[Date Prev][Date Next][Thread Prev][Thread Next][Date Index][Thread Index]

[LDM #SAE-848662]: Fwd: LDM dies after couple days, can't restart



corepuncher,

SIGINT is the name of the interrupt signal. It can be sent to a process using 
the command "kill -s INT <pid>", where "<pid>" would be the process ID of the 
top-level LDM server.

The top(1) utility lists running processes sorted by CPU usage. Because the LDM 
processes use very little CPU, a better way of determining if they're running 
is to use the ps(1) utility. For example, "ps -ef | grep noaaportIngester".

While logging onto the system in question during an episode would be useful, I 
might be able to spot problems by just general browsing.

> *Hi Steve.  See my replies in bold.*
> 
> address@hidden> wrote:
> 
> > The best ways to determine if data is flowing are "ldmadmin watch" and
> > "notifyme -vl-".
> 
> *Ok, I will try that next time it happens.*
> 
> > It can take a while to stop an LDM system.
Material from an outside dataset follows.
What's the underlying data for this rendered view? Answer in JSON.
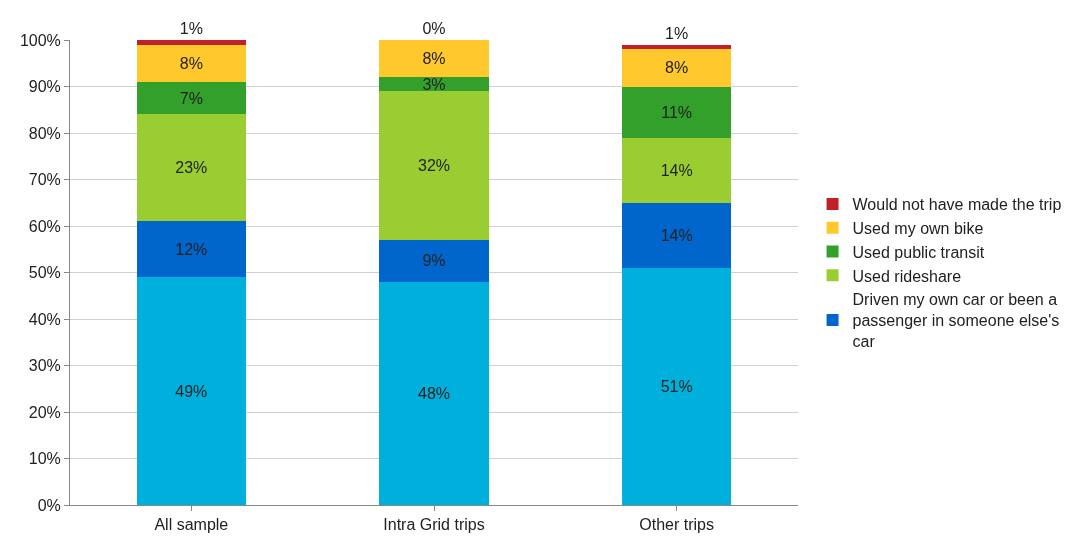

If it doesn't stop withing a
> > minute, however, then something's wrong.
> 
> *It was over 5 minutes.*
> 
> > A SIGINT sent to the top-level LDM server should stop the system quickly
> > -- at the risk of corrupting the product-queue.
> 
> *Could you elaborate...do I just type "SIGINT" in the terminal while logged
> in as ldm? Does this command effect other things?*
> 
> > I suspect that you still have noaaportIngester(1) processes running.
> 
> *If it is running, then it is not showing up in "top". *
> 
> > Would it be possible for me to log onto the system in question as the LDM
> > user?
> 
> *Perhaps...I'd have to figure out a way to setup that "join me" software.
> Would you have to do it right when it's acting up, or, would there be any
> benefit to looking around at our config when it's running well?*

Regards,
Steve Emmerson

Ticket Details
===================
Ticket ID: SAE-848662
Department: Support LDM
Priority: Normal
Status: Closed